Can we all just chill out about van de Beek’s game time so far?

Over the last couple of weeks we’ve seen A LOT of media attention surrounding Donny van de Beek’s limited game time at Manchester United.

The 23-year-old comes with a glowing reputation after rising through the ranks at Ajax’s famed academy and signalled United’s most notable bit of business in what was admittedly, another rather disappointing transfer window.

It seems though that the disappointment surrounding the summer, has spilled over to an incredible overreaction at the Dutchman not getting quite as many minutes as many of us would have believed.


As a United fan, would I have liked to have seen a little more of him so far? Of course I would. Do I think his days are already numbered at the club, as many of the reports would have you believe? Obviously not.

We’re five games into a brand new campaign, one that has started without any pre-season period to integrate any new signings into a side. While sensationalist headlines are all too common in football, it feels like the reaction to this particular matter, has been blown bizarrely out of proportion even by the insane standards of usual United coverage.

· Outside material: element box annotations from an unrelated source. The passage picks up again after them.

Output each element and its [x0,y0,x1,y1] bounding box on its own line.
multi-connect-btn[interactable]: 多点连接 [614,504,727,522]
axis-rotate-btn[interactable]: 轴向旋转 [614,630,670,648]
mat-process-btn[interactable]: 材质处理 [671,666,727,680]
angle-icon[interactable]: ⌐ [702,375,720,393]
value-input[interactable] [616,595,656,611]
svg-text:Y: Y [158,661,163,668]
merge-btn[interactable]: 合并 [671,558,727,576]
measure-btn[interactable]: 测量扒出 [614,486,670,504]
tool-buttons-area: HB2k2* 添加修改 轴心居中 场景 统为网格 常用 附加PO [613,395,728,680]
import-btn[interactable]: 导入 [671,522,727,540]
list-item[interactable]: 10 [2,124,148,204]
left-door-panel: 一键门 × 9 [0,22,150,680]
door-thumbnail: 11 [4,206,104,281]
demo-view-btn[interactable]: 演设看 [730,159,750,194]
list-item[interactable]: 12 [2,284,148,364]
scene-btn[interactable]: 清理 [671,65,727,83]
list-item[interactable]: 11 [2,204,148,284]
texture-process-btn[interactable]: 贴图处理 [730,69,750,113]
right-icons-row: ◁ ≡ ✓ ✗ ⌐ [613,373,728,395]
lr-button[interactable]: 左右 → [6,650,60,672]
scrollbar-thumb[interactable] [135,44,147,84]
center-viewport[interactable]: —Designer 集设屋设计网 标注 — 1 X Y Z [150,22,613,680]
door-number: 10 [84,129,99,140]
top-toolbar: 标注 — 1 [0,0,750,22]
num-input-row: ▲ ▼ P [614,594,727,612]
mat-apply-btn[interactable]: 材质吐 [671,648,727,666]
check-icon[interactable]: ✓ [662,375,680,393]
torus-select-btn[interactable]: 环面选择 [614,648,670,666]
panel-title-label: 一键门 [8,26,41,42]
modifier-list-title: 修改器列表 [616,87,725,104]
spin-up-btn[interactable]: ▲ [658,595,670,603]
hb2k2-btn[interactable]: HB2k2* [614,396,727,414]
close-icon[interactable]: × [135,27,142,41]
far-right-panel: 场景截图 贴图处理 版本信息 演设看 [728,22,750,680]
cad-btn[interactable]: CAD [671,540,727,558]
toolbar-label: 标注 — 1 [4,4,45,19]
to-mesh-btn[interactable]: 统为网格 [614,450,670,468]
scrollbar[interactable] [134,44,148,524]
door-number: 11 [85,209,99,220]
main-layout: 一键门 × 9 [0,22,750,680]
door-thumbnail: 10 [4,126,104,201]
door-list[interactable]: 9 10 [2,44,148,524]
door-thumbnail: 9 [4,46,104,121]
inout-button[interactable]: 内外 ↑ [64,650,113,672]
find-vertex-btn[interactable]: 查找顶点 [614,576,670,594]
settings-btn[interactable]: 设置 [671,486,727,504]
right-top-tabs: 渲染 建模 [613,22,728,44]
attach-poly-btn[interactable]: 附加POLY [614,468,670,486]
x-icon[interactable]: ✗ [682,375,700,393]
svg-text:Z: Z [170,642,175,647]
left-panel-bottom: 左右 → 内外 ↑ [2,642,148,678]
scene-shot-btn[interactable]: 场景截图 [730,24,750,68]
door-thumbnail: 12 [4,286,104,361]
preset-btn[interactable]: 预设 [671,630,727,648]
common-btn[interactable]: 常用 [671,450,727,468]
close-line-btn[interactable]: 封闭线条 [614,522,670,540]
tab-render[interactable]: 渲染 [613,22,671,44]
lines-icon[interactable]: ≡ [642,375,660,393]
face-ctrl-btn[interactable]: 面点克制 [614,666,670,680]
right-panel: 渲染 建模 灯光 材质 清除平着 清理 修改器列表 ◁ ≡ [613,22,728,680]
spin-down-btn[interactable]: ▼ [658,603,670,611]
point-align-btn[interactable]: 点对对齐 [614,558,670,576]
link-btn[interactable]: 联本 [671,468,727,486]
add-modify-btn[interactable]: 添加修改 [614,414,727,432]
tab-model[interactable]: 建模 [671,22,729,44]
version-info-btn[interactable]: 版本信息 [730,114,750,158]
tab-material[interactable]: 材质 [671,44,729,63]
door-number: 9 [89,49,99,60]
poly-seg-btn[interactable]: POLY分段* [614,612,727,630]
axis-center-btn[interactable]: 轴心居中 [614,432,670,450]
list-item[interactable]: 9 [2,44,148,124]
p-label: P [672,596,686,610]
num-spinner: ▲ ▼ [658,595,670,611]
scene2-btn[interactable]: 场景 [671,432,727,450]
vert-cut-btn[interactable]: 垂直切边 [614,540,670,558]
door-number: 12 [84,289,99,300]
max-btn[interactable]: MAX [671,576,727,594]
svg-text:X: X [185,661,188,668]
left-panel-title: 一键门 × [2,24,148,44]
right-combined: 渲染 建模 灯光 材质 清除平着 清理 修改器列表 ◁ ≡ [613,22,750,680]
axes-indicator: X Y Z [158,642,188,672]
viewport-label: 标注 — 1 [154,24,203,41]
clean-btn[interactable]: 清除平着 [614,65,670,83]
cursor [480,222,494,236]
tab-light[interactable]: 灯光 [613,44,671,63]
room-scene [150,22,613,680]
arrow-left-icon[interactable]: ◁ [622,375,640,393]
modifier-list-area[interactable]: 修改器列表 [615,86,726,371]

As it stands, his side, like most other clubs, are playing at least twice in the space of a week – there will undoubtedly be a period in which van de Beek becomes a regular in the side. He’s already showed glimpses of the quality he possesses, there’s plenty of time ahead for that to continue.

What makes the scrutiny even stranger, is that this is by no means the first time a new signing hasn’t been introduced immediately into the starting lineup. Fabinho, now one of the first names on Jurgen Klopp’s team sheet, was an unused substitute in his first eight games. Andy Robertson, now one of the best left backs in the world, played second fiddle to Alberto Moreno for months.

Unfortunately it’s part and parcel of being a Manchester United player, the media attention will always be that bit more intense, however the reaction to this is that bit more dramatic than it usually is.